After a bit of looking around, I have not been able to find a list of firewalls/versions which are known to provide appropriate randomness in their PAT algorithms (or more importantly, those that do not). I would be very interested in such a list if anyone knows of one. As a side note, most people here realize this but, while people mention firewalls, keep in mind that if a load-balancer or other device is your egress PAT device, you might be interested in checking those systems port-translation randomness as well. --D On Wed, Jul 23, 2008 at 10:11 AM, Joe Abley <jabley@ca.afilias.info> wrote:
On 23 Jul 2008, at 12:16, Jorge Amodio wrote:
Let me add that folks need to understand that the "patch" is not a fix to a
problem that has been there for long time and it is just a workaround to reduce the chances for a potential attack, and it must be combined with best practices and recommendations to implent a more robust DNS setup.

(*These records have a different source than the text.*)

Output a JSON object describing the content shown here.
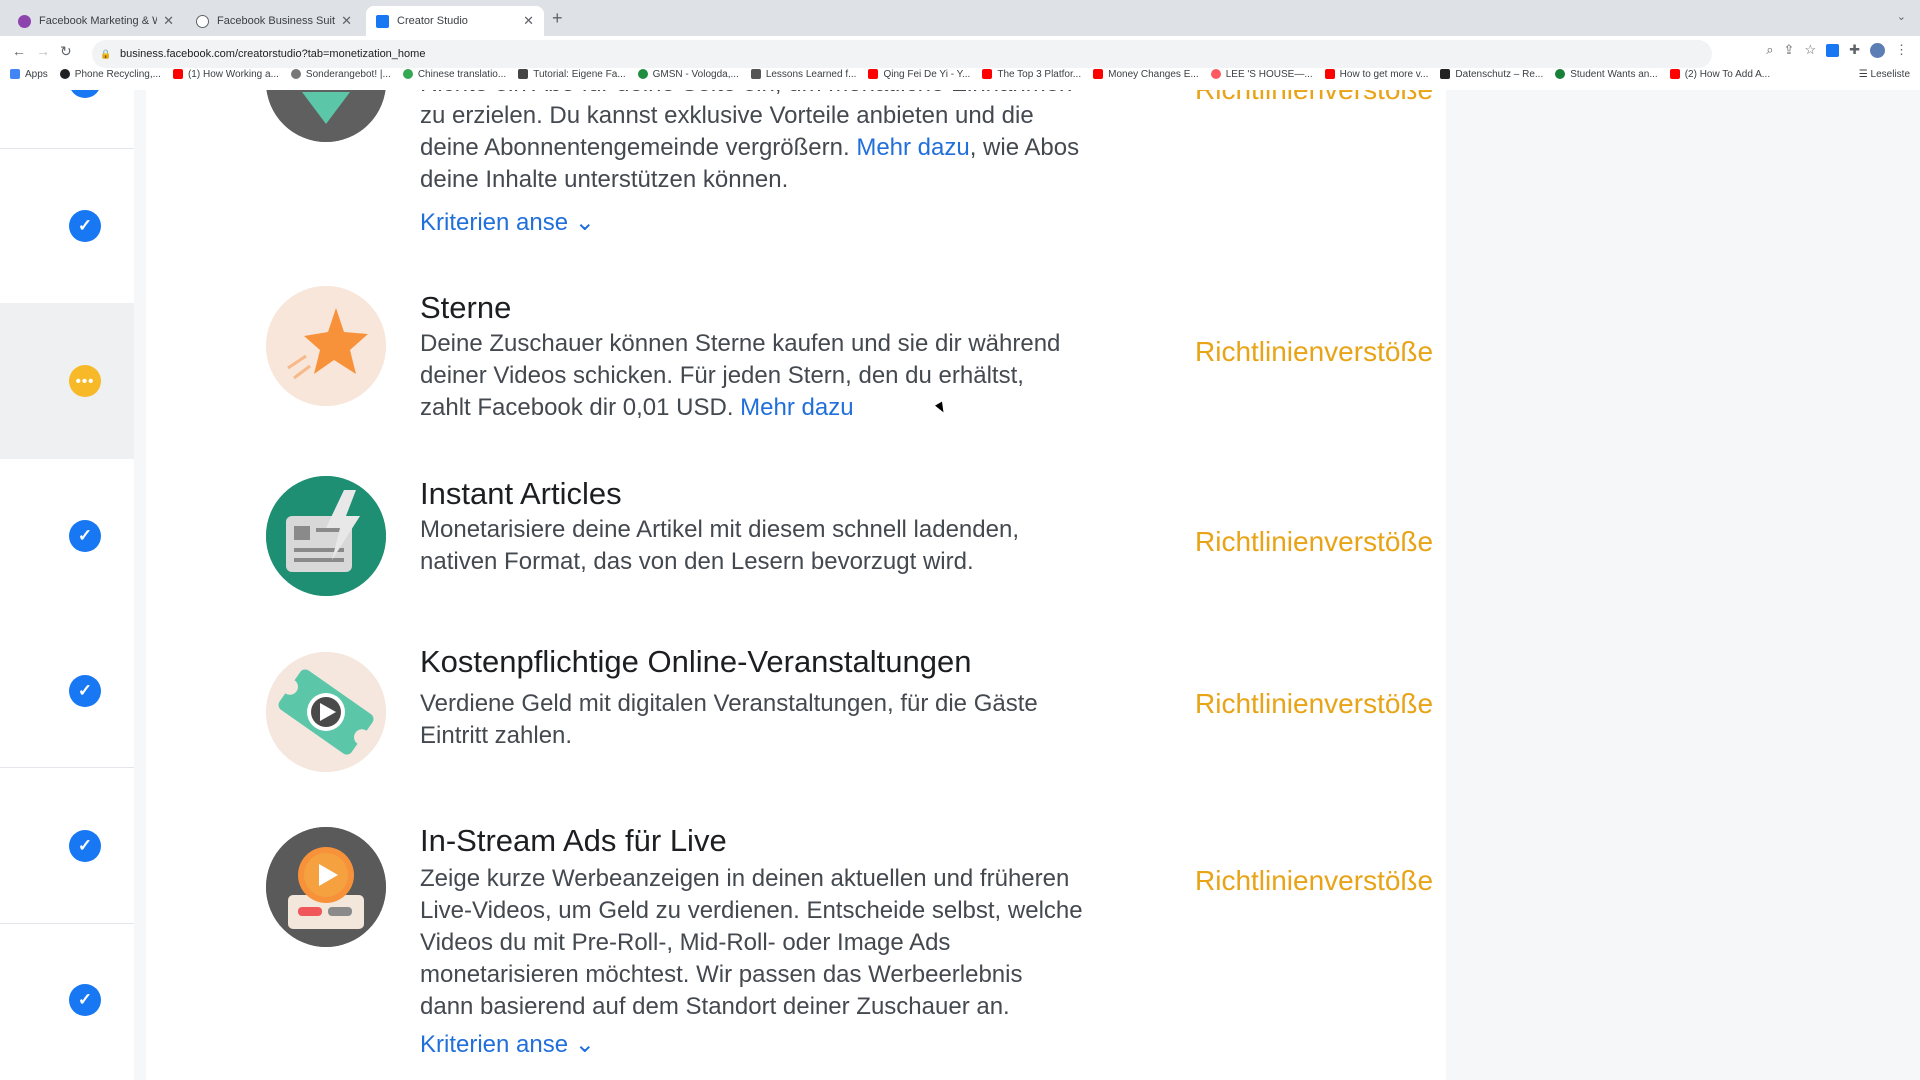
{
  "browser": {
    "tabs": [
      {
        "title": "Facebook Marketing & Werbe...",
        "favicon_color": "#8e44ad"
      },
      {
        "title": "Facebook Business Suite",
        "favicon_color": "#5f6368"
      },
      {
        "title": "Creator Studio",
        "favicon_color": "#1877f2"
      }
    ],
    "url": "business.facebook.com/creatorstudio?tab=monetization_home",
    "bookmarks": [
      {
        "label": "Apps"
      },
      {
        "label": "Phone Recycling,..."
      },
      {
        "label": "(1) How Working a..."
      },
      {
        "label": "Sonderangebot! |..."
      },
      {
        "label": "Chinese translatio..."
      },
      {
        "label": "Tutorial: Eigene Fa..."
      },
      {
        "label": "GMSN - Vologda,..."
      },
      {
        "label": "Lessons Learned f..."
      },
      {
        "label": "Qing Fei De Yi - Y..."
      },
      {
        "label": "The Top 3 Platfor..."
      },
      {
        "label": "Money Changes E..."
      },
      {
        "label": "LEE 'S HOUSE—..."
      },
      {
        "label": "How to get more v..."
      },
      {
        "label": "Datenschutz – Re..."
      },
      {
        "label": "Student Wants an..."
      },
      {
        "label": "(2) How To Add A..."
      }
    ],
    "reading_list": "Leseliste"
  },
  "items": [
    {
      "title": "",
      "desc_lines": [
        "Richte ein Abo für deine Seite ein, um monatliche Einnahmen",
        "zu erzielen. Du kannst exklusive Vorteile anbieten und die",
        "deine Abonnentengemeinde vergrößern.",
        "Mehr dazu",
        ", wie Abos",
        "deine Inhalte unterstützen können."
      ],
      "criteria": "Kriterien anse",
      "status": "Richtlinienverstöße"
    },
    {
      "title": "Sterne",
      "desc_line1": "Deine Zuschauer können Sterne kaufen und sie dir während",
      "desc_line2": "deiner Videos schicken. Für jeden Stern, den du erhältst,",
      "desc_line3": "zahlt Facebook dir 0,01 USD.",
      "link": "Mehr dazu",
      "status": "Richtlinienverstöße"
    },
    {
      "title": "Instant Articles",
      "desc_line1": "Monetarisiere deine Artikel mit diesem schnell ladenden,",
      "desc_line2": "nativen Format, das von den Lesern bevorzugt wird.",
      "status": "Richtlinienverstöße"
    },
    {
      "title": "Kostenpflichtige Online-Veranstaltungen",
      "desc_line1": "Verdiene Geld mit digitalen Veranstaltungen, für die Gäste",
      "desc_line2": "Eintritt zahlen.",
      "status": "Richtlinienverstöße"
    },
    {
      "title": "In-Stream Ads für Live",
      "desc_line1": "Zeige kurze Werbeanzeigen in deinen aktuellen und früheren",
      "desc_line2": "Live-Videos, um Geld zu verdienen. Entscheide selbst, welche",
      "desc_line3": "Videos du mit Pre-Roll-, Mid-Roll- oder Image Ads",
      "desc_line4": "monetarisieren möchtest. Wir passen das Werbeerlebnis",
      "desc_line5": "dann basierend auf dem Standort deiner Zuschauer an.",
      "criteria": "Kriterien anse",
      "status": "Richtlinienverstöße"
    }
  ],
  "rail_icons": [
    "check-icon",
    "check-icon",
    "ellipsis-icon",
    "check-icon",
    "check-icon",
    "check-icon",
    "check-icon"
  ],
  "colors": {
    "accent": "#1877f2",
    "link": "#216fdb",
    "warning": "#e8a317",
    "pending": "#f7b928"
  }
}
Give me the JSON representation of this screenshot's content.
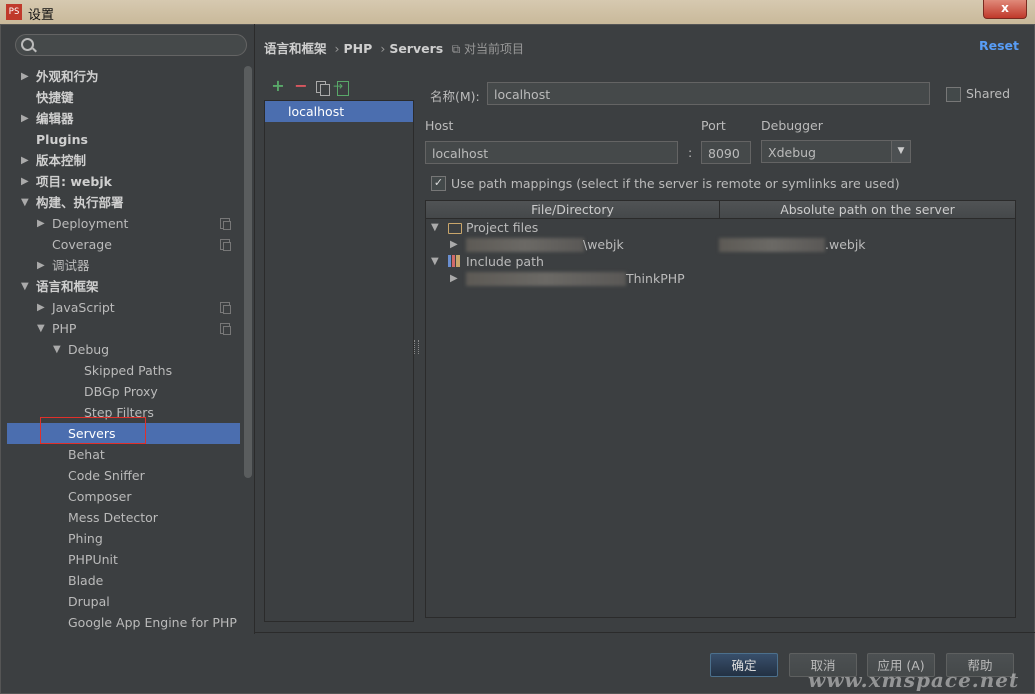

Having just seen some enterprise types spend time patching their nameservers, it's also perhaps worth spelling out that "patch" in this case might require more than upgrading resolver code -- it could also involve reconfigurations, upgrades or replacements of NAT boxes too. If your NAT reassigns source ports in a predictable fashion, then no amount of BIND9 patching is going to help.
(Reconfiguring your internal resolvers to forward queries to an external, patched resolver which can see the world other than through NAT-coloured glasses may also be a way out.)